Sonntag, 25. Oktober 2015

Entspanntes Nachdenken am Sonntag

Ich bin überraschend entspannt heute. Was ich zu tun hatte, ging mir leicht von der Hand. Das waren ein Text und zwei Artikel, die ich schreiben musste, ein Haarfärbe-Unfall, den ich retten musste, ein Bad, das ich anschließend putzen musste, und ein Rucksack, den ich packen musste. Endlich schenkte mir die Zeit tatsächlich eine Stunde mehr für diesen Tag. Die habe ich gebraucht.

Vielleicht ist es die Ruhe vor dem Sturm. Denn morgen fahre ich in das Kuhkaff, in dem ich noch einmal vier Wochen lang studieren und drei Prüfungen schreiben muss. Erst einmal sind es nur zwei Nächte, die ich dort in einem Hotel verbringe, weil Donnerstag und Freitag frei sind. Ob ich in der Woche danach hinfahre, muss ich mir noch überlegen. Sie beinhaltet keine Pflichtveranstaltungen und außerdem habe ich erst die Woche darauf wieder eine Unterkunft, die ich mir mit S. teile. Das war auch so eine Hau-Ruck-Aktion. Vor einer Woche trafen wir uns und stellten fest, dass wir beide immer noch nichts gefunden hatten. Und dann schauten wir noch einmal intensiv jede für die andere mit und S. fand glückicherweise etwas, das wir beide bezahlen können. Mit dem Geld ist es nämlich auch wieder knapp. Mein Konto ist leergefegt und bis zum neuen Monat dauert es noch eine Woche. Gut, dass ich mir etwas zurückgelegt habe.
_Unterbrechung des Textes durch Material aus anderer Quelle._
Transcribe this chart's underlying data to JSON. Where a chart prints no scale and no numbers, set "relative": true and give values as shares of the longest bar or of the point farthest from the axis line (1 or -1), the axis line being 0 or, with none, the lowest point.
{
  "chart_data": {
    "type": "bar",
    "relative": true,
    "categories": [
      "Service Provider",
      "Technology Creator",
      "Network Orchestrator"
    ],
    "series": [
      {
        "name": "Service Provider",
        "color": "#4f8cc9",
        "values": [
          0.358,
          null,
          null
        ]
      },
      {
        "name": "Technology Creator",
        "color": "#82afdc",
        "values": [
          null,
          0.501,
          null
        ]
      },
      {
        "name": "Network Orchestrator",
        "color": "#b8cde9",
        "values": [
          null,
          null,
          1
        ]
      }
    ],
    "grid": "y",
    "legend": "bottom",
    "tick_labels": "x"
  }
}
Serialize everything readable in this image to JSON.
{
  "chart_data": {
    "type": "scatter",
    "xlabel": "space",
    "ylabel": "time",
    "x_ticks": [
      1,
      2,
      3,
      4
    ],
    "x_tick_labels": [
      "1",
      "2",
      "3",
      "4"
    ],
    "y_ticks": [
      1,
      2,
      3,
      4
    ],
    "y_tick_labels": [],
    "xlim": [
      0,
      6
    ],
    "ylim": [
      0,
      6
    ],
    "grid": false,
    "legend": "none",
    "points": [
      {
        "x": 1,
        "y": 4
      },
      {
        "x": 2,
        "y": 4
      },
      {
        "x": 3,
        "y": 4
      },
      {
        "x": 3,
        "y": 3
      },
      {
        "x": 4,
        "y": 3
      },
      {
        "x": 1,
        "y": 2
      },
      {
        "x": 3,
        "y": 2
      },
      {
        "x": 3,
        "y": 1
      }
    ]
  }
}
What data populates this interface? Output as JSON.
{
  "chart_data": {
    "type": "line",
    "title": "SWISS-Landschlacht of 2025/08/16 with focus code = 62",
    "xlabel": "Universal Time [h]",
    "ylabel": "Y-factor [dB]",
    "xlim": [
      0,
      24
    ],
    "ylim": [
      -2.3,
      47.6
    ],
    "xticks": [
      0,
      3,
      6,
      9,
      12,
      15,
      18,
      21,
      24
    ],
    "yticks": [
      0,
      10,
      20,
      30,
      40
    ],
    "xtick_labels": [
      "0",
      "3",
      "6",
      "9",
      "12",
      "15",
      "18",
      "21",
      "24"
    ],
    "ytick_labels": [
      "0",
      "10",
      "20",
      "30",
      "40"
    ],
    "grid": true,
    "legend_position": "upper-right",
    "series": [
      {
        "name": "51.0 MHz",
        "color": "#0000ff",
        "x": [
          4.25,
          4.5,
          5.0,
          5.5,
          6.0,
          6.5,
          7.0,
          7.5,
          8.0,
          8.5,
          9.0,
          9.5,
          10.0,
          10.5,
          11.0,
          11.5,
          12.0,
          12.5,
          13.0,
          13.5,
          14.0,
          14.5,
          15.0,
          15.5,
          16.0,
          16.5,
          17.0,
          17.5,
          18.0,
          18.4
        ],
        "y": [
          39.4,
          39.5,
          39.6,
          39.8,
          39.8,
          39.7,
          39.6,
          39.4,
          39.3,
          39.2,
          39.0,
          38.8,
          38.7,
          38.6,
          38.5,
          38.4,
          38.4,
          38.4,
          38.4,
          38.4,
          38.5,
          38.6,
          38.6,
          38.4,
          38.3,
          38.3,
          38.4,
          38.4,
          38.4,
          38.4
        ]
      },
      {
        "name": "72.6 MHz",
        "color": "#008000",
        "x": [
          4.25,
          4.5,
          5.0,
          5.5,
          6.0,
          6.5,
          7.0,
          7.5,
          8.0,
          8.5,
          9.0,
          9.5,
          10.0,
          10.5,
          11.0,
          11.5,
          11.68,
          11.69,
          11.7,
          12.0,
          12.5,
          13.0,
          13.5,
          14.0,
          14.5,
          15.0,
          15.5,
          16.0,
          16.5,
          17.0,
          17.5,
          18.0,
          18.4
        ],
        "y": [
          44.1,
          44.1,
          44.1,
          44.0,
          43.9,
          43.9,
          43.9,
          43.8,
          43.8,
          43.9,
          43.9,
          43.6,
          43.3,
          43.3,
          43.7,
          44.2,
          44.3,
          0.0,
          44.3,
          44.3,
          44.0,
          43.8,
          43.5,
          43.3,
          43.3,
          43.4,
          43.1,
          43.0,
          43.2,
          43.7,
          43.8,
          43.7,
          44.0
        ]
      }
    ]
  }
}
Keiner aus meinem Kurs hat Lust auf diese Zeit. Eine Kommilitonin, die heute schon angereist ist, postete auf Facebook ihren Standort mit den Worten "fuck my life". S. habe ich selten so niedergeschlagen erlebt wie letzte Woche. Für "danach" ist bereits eine Party geplant, mit der wir unsere Freiheit feiern wollen. Bei so viel mieser Stimmung kann man ja nur schlecht gelaunt auf die nächsten Wochen blicken. Doch auch ich habe gerade das Gefühl, dass mir vier Wochen meiner Lebenszeit geraubt werden. Auf meine Anfrage hin, ob es möglich sei, nicht jede der nicht-verpflichteten Veranstaltungen zu besuchen, bekam ich eine sehr unfreundliche Antwort von der Studienbetreuung. Dabei bin ich ja nicht einmal faul, sondern muss wirklich neben dem Studieren noch mit zwei Jobs jonglieren. Der Texter-Chef antwortete mit einem "Das ist schlecht" auf meine Ankündigung, etwas weniger zu schreiben.

Ich frage mich auch, was in einer sächsischen Kleinstadt wohl gerade für eine Haltung herrscht. Und ob ich dort was veganes zu Essen finde, natürlich. Mit Schokolade und veganem Nutella-Ersatz sowie zwei Brotaufstrichen bin ich bereits ausgestattet - man kann ja nie wissen. Heute ist der zweite Artikel meiner Vegan-Reihe online gegangen. Wie immer zittere ich ein wenig den Reaktionen entgegen. Mehr als drei Monate Praktikum liegen nun schon hinter mir. Am ersten Tag hatte ich Angst davor, einen Facebook-Post mit tausenden Menschen zu teilen. Inzwischen haben wir tausend Likes mehr und ich habe die Verantwortung für zwei ganze Themenbereiche. Jep, ich renne Leuten hinterher und sage ihnen, dass sie gefälligst ihre Dead Line einhalten sollen. Und dann habe ich E-Mail-Verkehr mit ganz vielen wildfremden Menschen und wenn es unbedingt sein muss, gehe ich sogar ans Telefon. Wahrscheinlich dauert es nicht mehr lange, bis ich diese Menschen anrufen muss, und davor habe ich noch ganz schön viel Angst. Man möchte meinen, ein Start-Up bietet den kleinen Rahmen, aber die Bedingungen sind ja trotzdem real. Für die meisten Aufgaben musste ich mir die Fähigkeiten learning by doing aneignen. Eigentlich ist das gar kein richtiges Praktikum, sondern einfach un(ter)bezahlte Arbeit. Aber vielleicht macht das sogar am meisten Sinn, das "richtige Leben" zu erleben, ohne dass so viel passieren kann, weil der Studenten-Status ja noch da ist.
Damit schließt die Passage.